If the legitlature can raise money for such purposes, there seems to be no good reason why they cannot delegate the same authority to the several towns within their respective limits. In the legislature the people act through their representatives ; in town meeting they act in person, and can then act as understahding'ly and as intelligently upon a question of this character, which relates exclusively to their own interests as inhabitants of the towns.

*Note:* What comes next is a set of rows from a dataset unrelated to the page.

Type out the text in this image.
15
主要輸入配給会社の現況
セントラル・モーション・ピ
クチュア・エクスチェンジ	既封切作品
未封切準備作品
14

It is said further, conceding the act to be constitutional, the town is not liable by reason of that vote, because the plaintiff when ho enlisted did not do so in view of receiving any bounty, and did not place himself to the credit of the town for any such purpose. This court has already held that it was not necessary that he should. This was so decided in the case of Davis v. Landgrove, at the last term in Bennington Co. If the soldier brings himself within the terms and conditions of the offer, so that the town has the benefit of the enlistment to their credit, upon their own terms, that is sufficient.
It is also said that there was no sufficient consideration to support the promise. The case shows that the plaintiff enlisted to the credit of the town, and was applied on the quota of the town, thus reducing the number by one, that the town was subsequently required to furnish; and while he was thus in the service occupying a place upon the quota of said town that they would otherwise *485have been required to fill, a place that he had occupied for years, and the town having the full benefit of his enlistment, the town recognizing their obligation to him, therefore voted to pay him, with others in like situation, the sum of $3 per month. The circumstances of this case we think show a sufficient consideration to sustain the promise. The plaintiff, bringing himself within the exact terms of the vote, is entitled to recover.
Judgment of the county court reversed and judgment for the plaintiff to recover the stipulated sum of $108, with interest from July 1, 1867.